Mel Kiper Jr. believes Tua Tagovailoa should sit out first season in NFL
Even without physicals and in-person meetings, Tua Tagovailoa gave NFL teams a glimpse at his recovery process. Earlier this week, the former Alabama quarterback released a series of videos demonstrating his ability to drop back, move laterally and throw on the run — all encouraging signs four months after undergoing hip surgery in November.
The positive update provides hope that the left-hander should be ready to play by the start of this year’s NFL season. But should he?
Speaking to reporters on an hour-long teleconference Wednesday, ESPN draft analyst Mel Kiper Jr. said he believes whichever team drafts Tagovailoa should give the quarterback a “medical redshirt” during his first season to ensure he’s fully healed moving forward.
Kiper pointed out that four of the five active winningest quarterbacks in the NFL all sat out the majority of their first seasons in the league. Tom Brady, Drew Brees, Phillip Rivers and Aaron Rodgers appeared in a combined seven games during their rookie seasons. The lone exception in the top five is Ben Roethlisberger, who played in 14 games for the Steelers in 2004. The NFL’s past two MVPs — Lamar Jackson and Patrick Mahomes — were also worked slowly into their starting roles.
“There was nothing medical about any of those guys,” Kiper said. “This is medical. And then you have the addition of sitting and watching and learning as a rookie which has helped all those guys I mentioned. You could say, ‘Well that was a different era with guys who were older.’ Well, it wasn’t a different era with Patrick Mahomes. It wasn’t a different era with Jackson.”
During the NFL Combine in February, Tagovailoa said he was confident he would be able to play by Week 1 of the NFL season in September. However, the former Maxwell and Walter Camp Award winner said he would be willing to sit behind a veteran quarterback if called on to do so by his new team.

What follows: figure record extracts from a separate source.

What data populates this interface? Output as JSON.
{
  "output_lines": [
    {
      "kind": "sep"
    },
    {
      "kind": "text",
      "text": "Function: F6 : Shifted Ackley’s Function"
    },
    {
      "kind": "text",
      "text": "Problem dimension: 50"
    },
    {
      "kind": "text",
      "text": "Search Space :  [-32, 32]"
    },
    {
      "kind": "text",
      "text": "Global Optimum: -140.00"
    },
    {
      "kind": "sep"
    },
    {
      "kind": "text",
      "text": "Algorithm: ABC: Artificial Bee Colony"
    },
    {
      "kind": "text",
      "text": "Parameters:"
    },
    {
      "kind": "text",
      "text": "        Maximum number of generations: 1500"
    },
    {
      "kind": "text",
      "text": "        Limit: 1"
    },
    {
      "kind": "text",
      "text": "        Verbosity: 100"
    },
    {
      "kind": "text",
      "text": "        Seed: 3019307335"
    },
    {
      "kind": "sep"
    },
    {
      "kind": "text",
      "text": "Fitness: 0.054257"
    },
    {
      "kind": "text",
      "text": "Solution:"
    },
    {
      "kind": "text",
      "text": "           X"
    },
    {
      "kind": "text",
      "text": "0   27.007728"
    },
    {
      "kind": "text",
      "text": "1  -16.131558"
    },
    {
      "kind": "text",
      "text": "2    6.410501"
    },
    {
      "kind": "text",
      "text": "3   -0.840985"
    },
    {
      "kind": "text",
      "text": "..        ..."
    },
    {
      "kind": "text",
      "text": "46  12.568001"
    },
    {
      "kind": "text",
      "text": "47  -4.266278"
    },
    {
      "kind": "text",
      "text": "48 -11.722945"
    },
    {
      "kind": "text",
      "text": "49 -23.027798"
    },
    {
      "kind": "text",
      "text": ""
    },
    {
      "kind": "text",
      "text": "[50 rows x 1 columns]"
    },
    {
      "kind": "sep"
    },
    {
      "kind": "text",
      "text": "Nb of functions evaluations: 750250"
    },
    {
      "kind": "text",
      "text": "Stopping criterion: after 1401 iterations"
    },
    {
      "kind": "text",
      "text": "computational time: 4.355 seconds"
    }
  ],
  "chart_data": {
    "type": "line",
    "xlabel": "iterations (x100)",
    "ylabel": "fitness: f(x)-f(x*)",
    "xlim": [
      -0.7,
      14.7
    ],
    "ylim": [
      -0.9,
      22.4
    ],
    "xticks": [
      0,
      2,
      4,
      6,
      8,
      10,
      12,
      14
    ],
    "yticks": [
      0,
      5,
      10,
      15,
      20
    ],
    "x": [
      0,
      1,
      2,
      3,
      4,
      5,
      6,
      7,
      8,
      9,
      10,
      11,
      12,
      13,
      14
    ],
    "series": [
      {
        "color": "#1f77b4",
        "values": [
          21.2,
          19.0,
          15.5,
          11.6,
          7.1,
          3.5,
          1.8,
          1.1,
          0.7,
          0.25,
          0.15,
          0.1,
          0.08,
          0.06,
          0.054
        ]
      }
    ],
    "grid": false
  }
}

“As a competitor, I want to be able to play,” he said at the time. “But you look at a lot of the guys that are really good and a lot of the greats, they’ve been mentored by big-time quarterbacks as well and veteran quarterbacks. If a team needs me to go out there and start for them, I’ll do that. But if they need me to sit behind someone and learn from them, I can’t see what’s wrong with that as well.”
Despite stating his belief that Tagovailoa should sit out a season, Kiper still projects him to be selected No. 5 to the Miami Dolphins in this year’s NFL Draft. However, when asked whether or not teams would trade up to land the former Alabama quarterback, Kiper expressed concern over whether teams would feel confident taking a risk without seeing Tagovailoa in person.
“Is a team going to trade up without that type of information? We’ll see,” Kiper said. “…There’s some expecting somebody to move up to get either Tua or (Justin) Herbert — three, four would be that spot. I don’t see another player to move up to get other than that at that particular point. If you’re Detroit, it’d be a great opportunity. You could go from three to five and still get Jeff Okudah, the cornerback from Ohio State, or Isaiah Simmons, the linebacker for Clemson.
“If you’re Miami and you feel like you need to move up for Tua or the Chargers or whoever it may be, the Vegas Raiders — if another team wants to move up ahead of Miami, you could do that. But right now, it’s a lack of question marks due to the lack of information from a medical standpoint.”
Kiper said he saw Tagovailoa’s video, stating it was “nice to see.” However, he believes that even if teams were 100 percent sure of Tagovailoa’s recovery, there would still be concerns surrounding the quarterback. Along with fracturing and dislocating his hip last November, Tagovailoa also sustained three lower-body injuries during his time at Alabama, including tight-rope surgeries on both his ankles as well as a sprained knee.
"If everything would have been perfect, perfect world this year, and everything was done the way it's always been done, he still has the durability concerns,” Kiper said. “Even if he’s medically cleared and everything looks good with the hip and progress is being made and all that, you still have three separate injuries that all occurred. Can he take hits? Can he sustain hits and come back and be healthy from those hits. Durability for Tua would still be a question regardless of if this was a draft-case scenario or draft-process scenario.”
Tagovailoa was originally slated to hold an individual workout on April 9 but has seen that wiped out due to the COVID-19 pandemic. His representatives are currently working on providing additional video of his recovery process to NFL teams. And while he can’t meet with teams in person, he can talk to them through virtual meeting room platforms such as FaceTime and Zoom.
The 2020 NFL Draft is set to begin on April 23 and will continue on through April 25.